Shogun – 80’lerin Game of Thrones’u
Uyarlamada Değişenler
Her edebiyat uyarlaması gibi Shogun dizisinin de kitabı ile arasında farklar olduğu gibi fark olmasının da sebepleri var. Bu farkları üç ayrı grupta toplayabiliriz sanırım:
Kaynak metnin detayı ve uzunluğu 9 saatlik bir dizi için bile sorun. Bu yüzden pek çok detay ve flashback sahne diziye uyarlanamamış. Bu da yer yer diziye zarar veriyor. Kitapta Blackthorne’un ailesini, babası ile ilişkisini, navigatör okulunda durumunu, hocasını, karısını ve çocuklarını tanıdığımız gibi Japonya’ya gelmeden önceki korsan aksiyonlarını da görebiliyoruz. Dolayısıyla da kahramanımızı daha iyi tanıyor, motivasyonlarını ve yeteneklerini daha iyi anlıyoruz. Dizide buna benzer pek çok sahne kaybolmuş. Ya hızlıca geçiliyor ya da hiç yok.
Kesilen veya değiştirilen diğer bir sahne türü ise 1980 için televizyon kitlesi açısından uygunsuz olabilecek içerik tadında. Shogun, gerçekten yetmişli veya seksenli yıllar için Amerikan televizyonlarında görülmemiş bir cesaret sergiliyor. İlk kez ekranda kılıçla kafa uçurma sahnesi görüyoruz. İşkence sahneleri, karakterlerin tamamen çıplak olduğu sevişme sahneleri, intihar, ensest, çocuk fahişeler, homoseksüellik gibi bugün bile bazı kaşları kaldıracak konular nispeten rahatça işleniyor. “Çiş” kelimesi o tarihe kadar televizyonda telaffuz bile edilmemişken bu dizide bir karakter başka bir karakterin üzerine işiyor. Seyirci şokta.
Yine de bu tarz sahneler kitaba göre bayağı uysallaştırılmış veya kesilmiş. Hem “aman abi abartmayalım” tadında gerginlikler hem de Blackthorne’u daha bir kahraman gibi gösterme çalışmaları bu seçimlerin sebebi olabilir. Sonuçta kahramanımızın evde karısı ve çocuğu beklerken iki kadınla aynı anda seviştiğini görmek istemiyoruz. Kasigi Yabu’nun kerhanede yetişmiş oğlan fahişeye eziyet ettiği sahneden sonra bahsi geçen zavallının hayatında ilk defa bir kadınla sevişmesi ve çok yorucu olduğu için beğenmemesi gibi sahneler kitapta eğlenceli olsa da televizyonda bugün bile kanal kapattırabilecek durumlara sebebiyet verebilir.

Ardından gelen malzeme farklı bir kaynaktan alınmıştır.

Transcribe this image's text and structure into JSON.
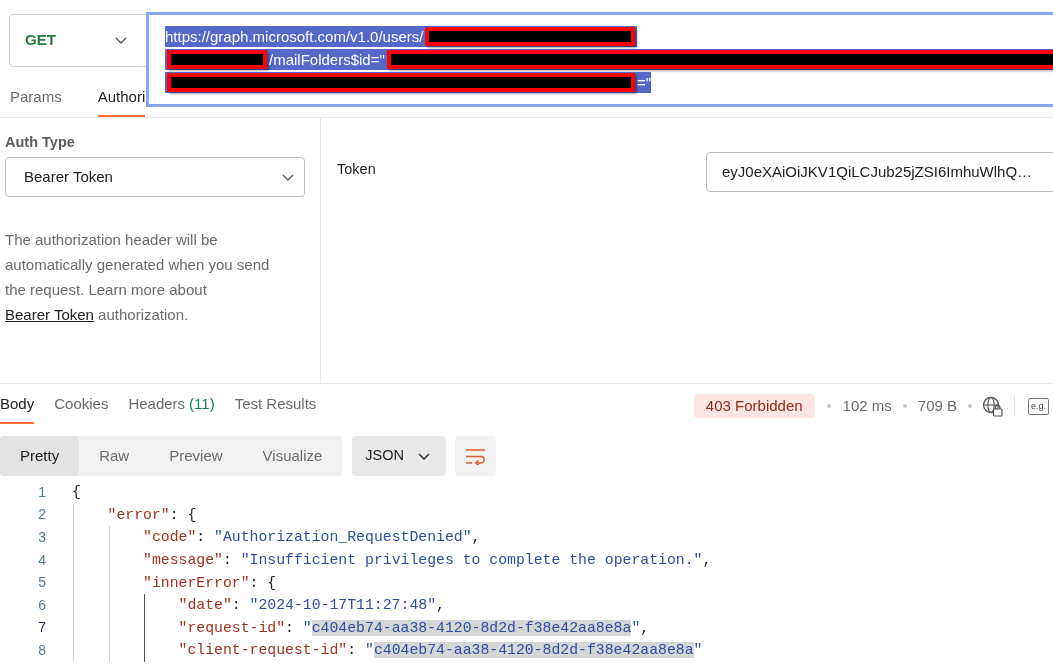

Alt Yazısız Japonca Konuşan Japonlar
Son ve en önemli fark ise karakterlerin konuştuğu dil. Kitapta Japon karakterlerin kendi aralarındaki konuşmaları ve düşünceleri doğal olarak İngilizce yazılıp, Japonca konuşmalar kendine has bir stille verilirken dizide Japon karakterler her zaman Japonca konuşuyor.
Animeciler sevindi tabii hemen. Japonca seslendirmeye alt yazı gazı değil mi? Maalesef arkadaşlar. Avucunuzu yalarsınız. Shogun’da Japon karakterler hep Japonca konuşuyor ve alt yazı yok. Yanlış duymadınız. Jerry London’ın bu enteresan ve cesur seçimi kitabın aksine dizinin çok daha katı bir şekilde Blackthorne’un gözünden sunulması. London’a göre Blackthorne Japonca anlamıyorsa seyirci de anlamamalı. Ancak böylece seyirci kahramanımızın hissettiklerini hissedebilir. Blackthorne Japonca öğrendikçe seyirci de öğrenecektir.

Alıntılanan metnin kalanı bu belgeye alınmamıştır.